Caladria was always a generic abstracted europe anyways... And a huge work in progress. When the game started it was very limited and only started to expand with its success. Even then the devs were focused on engine, feature and code improvements, not story, which they left to modders to flesh out content. Can't blame the devs since they started as two people and were still very small for a long time even when the game caught on over the years and held up well before warband was such a huge hit.
The kingdoms all represent major european military styles. The two first factions were swadians being high medieval central-east catholic european in style vaegers were more turkish/byzantine, to represent the conflict of south-eastern europe between Austria and Eastern Anatolia, and all the kingdoms in between. added after were Khergits, generic steppe/scythian/caucasian + nords, early medieval viking obviously. Then later they added rhodok who are kind of an italian/swiss/flemish late medieval infantry style, and the sarrinid who are arab style.
I kind of like that abstraction but as TW said, all the popular historical mods seem to point that going with actual real world geography and kingdoms would not be a bad move and they need to add twists like that to help distinguish between M&B1 and M&B2.
M&B2 is definitely needed tho, M&B1 is a fantastic game, an all-time classic revolutionary game, but is showing its age and the limitations of its small time garage start. Game could definitely use some better dynamic RPG & political content generation built into the engine from the beginning. Modders have done wonders scripting stuff in but the engine has so many limitations.
Also the combat mechanics could be further refined, they can be a bit clumsy and have weird animations and hitboxes. This is especially exposed in multiplayer where players have figured out some really ridiculous moves and other physics tricks.

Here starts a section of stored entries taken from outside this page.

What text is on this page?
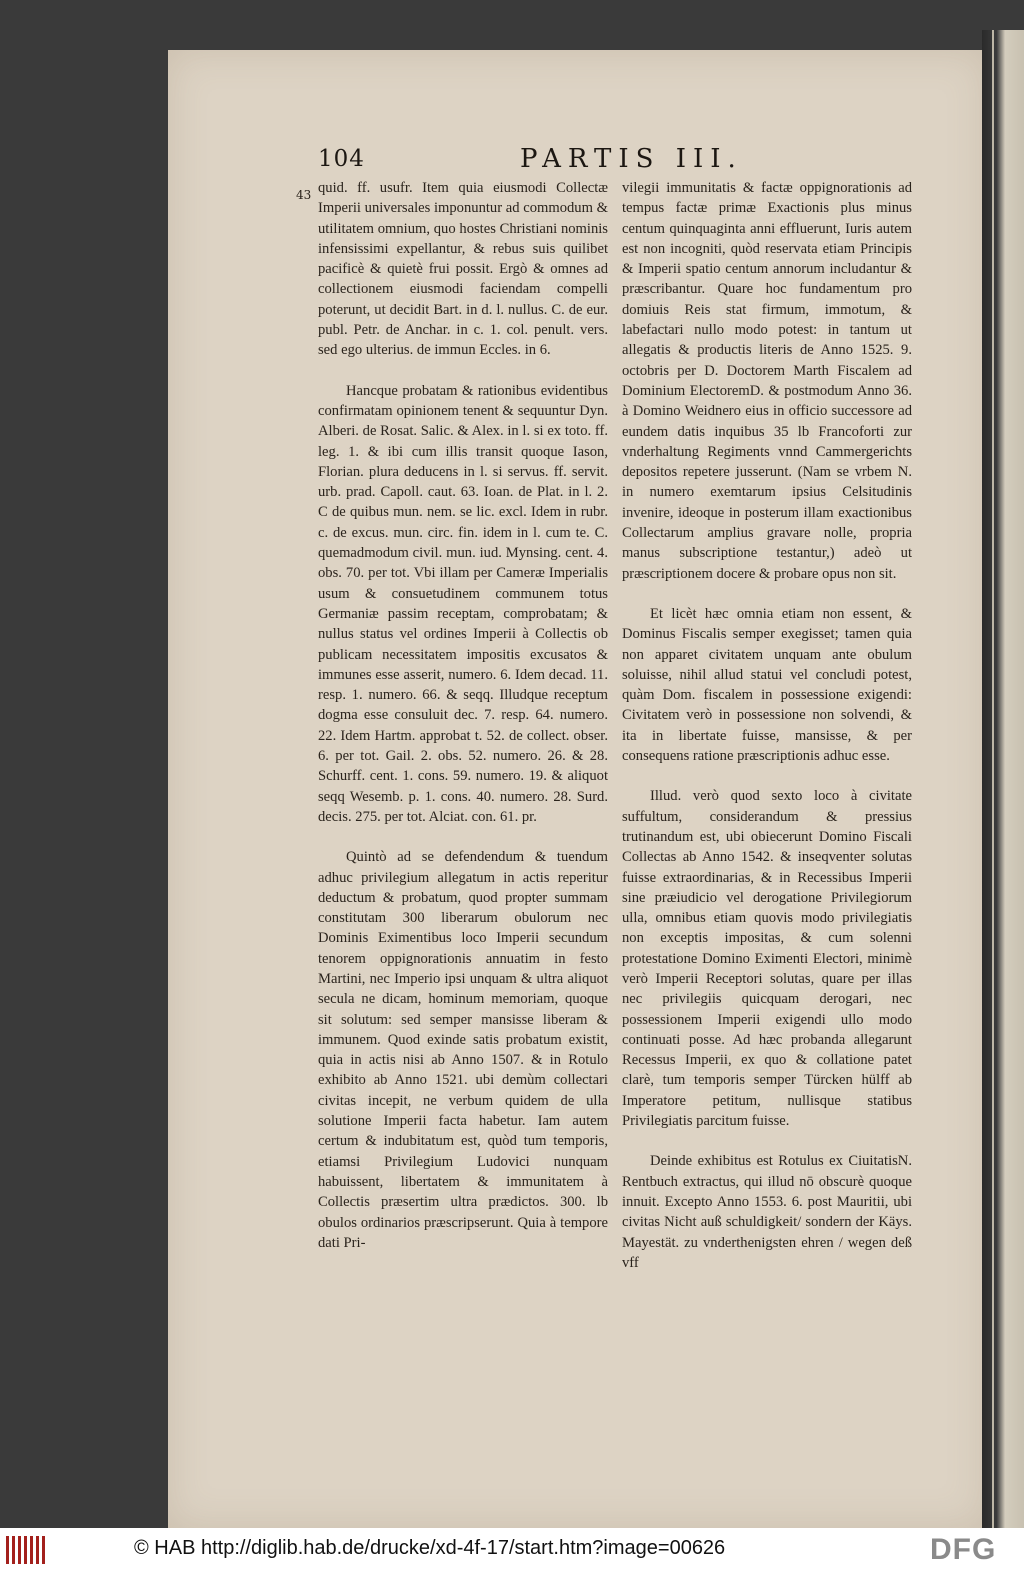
104	PARTIS III.
43 quid. ff. usufr. Item quia eiusmodi Collectæ Imperii universales imponuntur ad commodum & utilitatem omnium, quo hostes Christiani nominis infensissimi expellantur, & rebus suis quilibet pacificè & quietè frui possit. Ergò & omnes ad collectionem eiusmodi faciendam compelli poterunt, ut decidit Bart. in d. l. nullus. C. de eur. publ. Petr. de Anchar. in c. 1. col. penult. vers. sed ego ulterius. de immun Eccles. in 6.

Hancque probatam & rationibus evidentibus confirmatam opinionem tenent & sequuntur Dyn. Alberi. de Rosat. Salic. & Alex. in l. si ex toto. ff. leg. 1. & ibi cum illis transit quoque Iason, Florian. plura deducens in l. si servus. ff. servit. urb. prad. Capoll. caut. 63. Ioan. de Plat. in l. 2. C de quibus mun. nem. se lic. excl. Idem in rubr. c. de excus. mun. circ. fin. idem in l. cum te. C. quemadmodum civil. mun. iud. Mynsing. cent. 4. obs. 70. per tot. Vbi illam per Cameræ Imperialis usum & consuetudinem communem totus Germaniæ passim receptam, comprobatam; & nullus status vel ordines Imperii à Collectis ob publicam necessitatem impositis excusatos & immunes esse asserit, numero. 6. Idem decad. 11. resp. 1. numero. 66. & seqq. Illudque receptum dogma esse consuluit dec. 7. resp. 64. numero. 22. Idem Hartm. approbat t. 52. de collect. obser. 6. per tot. Gail. 2. obs. 52. numero. 26. & 28. Schurff. cent. 1. cons. 59. numero. 19. & aliquot seqq Wesemb. p. 1. cons. 40. numero. 28. Surd. decis. 275. per tot. Alciat. con. 61. pr.

Quintò ad se defendendum & tuendum adhuc privilegium allegatum in actis reperitur deductum & probatum, quod propter summam constitutam 300 liberarum obulorum nec Dominis Eximentibus loco Imperii secundum tenorem oppignorationis annuatim in festo Martini, nec Imperio ipsi unquam & ultra aliquot secula ne dicam, hominum memoriam, quoque sit solutum: sed semper mansisse liberam & immunem. Quod exinde satis probatum existit, quia in actis nisi ab Anno 1507. & in Rotulo exhibito ab Anno 1521. ubi demùm collectari civitas incepit, ne verbum quidem de ulla solutione Imperii facta habetur. Iam autem certum & indubitatum est, quòd tum temporis, etiamsi Privilegium Ludovici nunquam habuissent, libertatem & immunitatem à Collectis præsertim ultra prædictos. 300. lb obulos ordinarios præscripserunt. Quia à tempore dati Pri-

vilegii immunitatis & factæ oppignorationis ad tempus factæ primæ Exactionis plus minus centum quinquaginta anni effluerunt, Iuris autem est non incogniti, quòd reservata etiam Principis & Imperii spatio centum annorum includantur & præscribantur. Quare hoc fundamentum pro domiuis Reis stat firmum, immotum, & labefactari nullo modo potest: in tantum ut allegatis & productis literis de Anno 1525. 9. octobris per D. Doctorem Marth Fiscalem ad Dominium ElectoremD. & postmodum Anno 36. à Domino Weidnero eius in officio successore ad eundem datis inquibus 35 lb Francoforti zur vnderhaltung Regiments vnnd Cammergerichts depositos repetere jusserunt. (Nam se vrbem N. in numero exemtarum ipsius Celsitudinis invenire, ideoque in posterum illam exactionibus Collectarum amplius gravare nolle, propria manus subscriptione testantur,) adeò ut præscriptionem docere & probare opus non sit.

Et licèt hæc omnia etiam non essent, & Dominus Fiscalis semper exegisset; tamen quia non apparet civitatem unquam ante obulum soluisse, nihil allud statui vel concludi potest, quàm Dom. fiscalem in possessione exigendi: Civitatem verò in possessione non solvendi, & ita in libertate fuisse, mansisse, & per consequens ratione præscriptionis adhuc esse.

Illud. verò quod sexto loco à civitate suffultum, considerandum & pressius trutinandum est, ubi obiecerunt Domino Fiscali Collectas ab Anno 1542. & inseqventer solutas fuisse extraordinarias, & in Recessibus Imperii sine præiudicio vel derogatione Privilegiorum ulla, omnibus etiam quovis modo privilegiatis non exceptis impositas, & cum solenni protestatione Domino Eximenti Electori, minimè verò Imperii Receptori solutas, quare per illas nec privilegiis quicquam derogari, nec possessionem Imperii exigendi ullo modo continuati posse. Ad hæc probanda allegarunt Recessus Imperii, ex quo & collatione patet clarè, tum temporis semper Türcken hülff ab Imperatore petitum, nullisque statibus Privilegiatis parcitum fuisse.

Deinde exhibitus est Rotulus ex CiuitatisN. Rentbuch extractus, qui illud nō obscurè quoque innuit. Excepto Anno 1553. 6. post Mauritii, ubi civitas Nicht auß schuldigkeit/ sondern der Käys. Mayestät. zu vnderthenigsten ehren / wegen deß vff

© HAB http://diglib.hab.de/drucke/xd-4f-17/start.htm?image=00626	DFG
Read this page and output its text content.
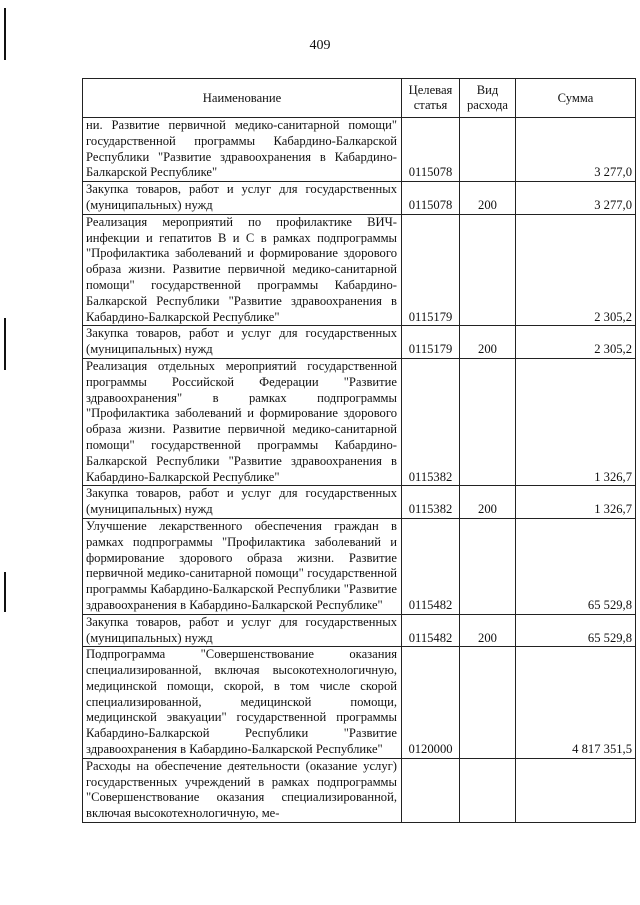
409
Наименование	Целевая статья	Вид расхода	Сумма
ни. Развитие первичной медико-санитарной помощи" государственной программы Кабардино-Балкарской Республики "Развитие здравоохранения в Кабардино-Балкарской Республике"	0115078		3 277,0
Закупка товаров, работ и услуг для государственных (муниципальных) нужд	0115078	200	3 277,0
Реализация мероприятий по профилактике ВИЧ-инфекции и гепатитов B и C в рамках подпрограммы "Профилактика заболеваний и формирование здорового образа жизни. Развитие первичной медико-санитарной помощи" государственной программы Кабардино-Балкарской Республики "Развитие здравоохранения в Кабардино-Балкарской Республике"	0115179		2 305,2
Закупка товаров, работ и услуг для государственных (муниципальных) нужд	0115179	200	2 305,2
Реализация отдельных мероприятий государственной программы Российской Федерации "Развитие здравоохранения" в рамках подпрограммы "Профилактика заболеваний и формирование здорового образа жизни. Развитие первичной медико-санитарной помощи" государственной программы Кабардино-Балкарской Республики "Развитие здравоохранения в Кабардино-Балкарской Республике"	0115382		1 326,7
Закупка товаров, работ и услуг для государственных (муниципальных) нужд	0115382	200	1 326,7
Улучшение лекарственного обеспечения граждан в рамках подпрограммы "Профилактика заболеваний и формирование здорового образа жизни. Развитие первичной медико-санитарной помощи" государственной программы Кабардино-Балкарской Республики "Развитие здравоохранения в Кабардино-Балкарской Республике"	0115482		65 529,8
Закупка товаров, работ и услуг для государственных (муниципальных) нужд	0115482	200	65 529,8
Подпрограмма "Совершенствование оказания специализированной, включая высокотехнологичную, медицинской помощи, скорой, в том числе скорой специализированной, медицинской помощи, медицинской эвакуации" государственной программы Кабардино-Балкарской Республики "Развитие здравоохранения в Кабардино-Балкарской Республике"	0120000		4 817 351,5
Расходы на обеспечение деятельности (оказание услуг) государственных учреждений в рамках подпрограммы "Совершенствование оказания специализированной, включая высокотехнологичную, ме-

I don't really mind this but when a game is dominated by special tricks it starts to make it too hardcore, and ultimately too hard for newcomers to get into which limits long term appeal and growth. For multiplayer they also need to look at what the c-rpg modders did with the clan warfare campaign map, M&B2 definitely needs that kind of multiplayer economic and political layer, and these talented modders have shown TW the way it can be done.
Finally I hope TW keeps M&B2 as open and moddable as M&B1, not pulling an EA. Modders propped them up in the beta era when they had little time to develop content themselves (they even hired modders onto the team, essentially to port over their own content which was far more advanced than vanilla), and pushed the game's engine/features to the limit, even in the post-warband era doing stuff like adding a clan map conquest campaign to basic warband multiplayer. I have faith they won't shut modders out tho if Paradox is publishing them.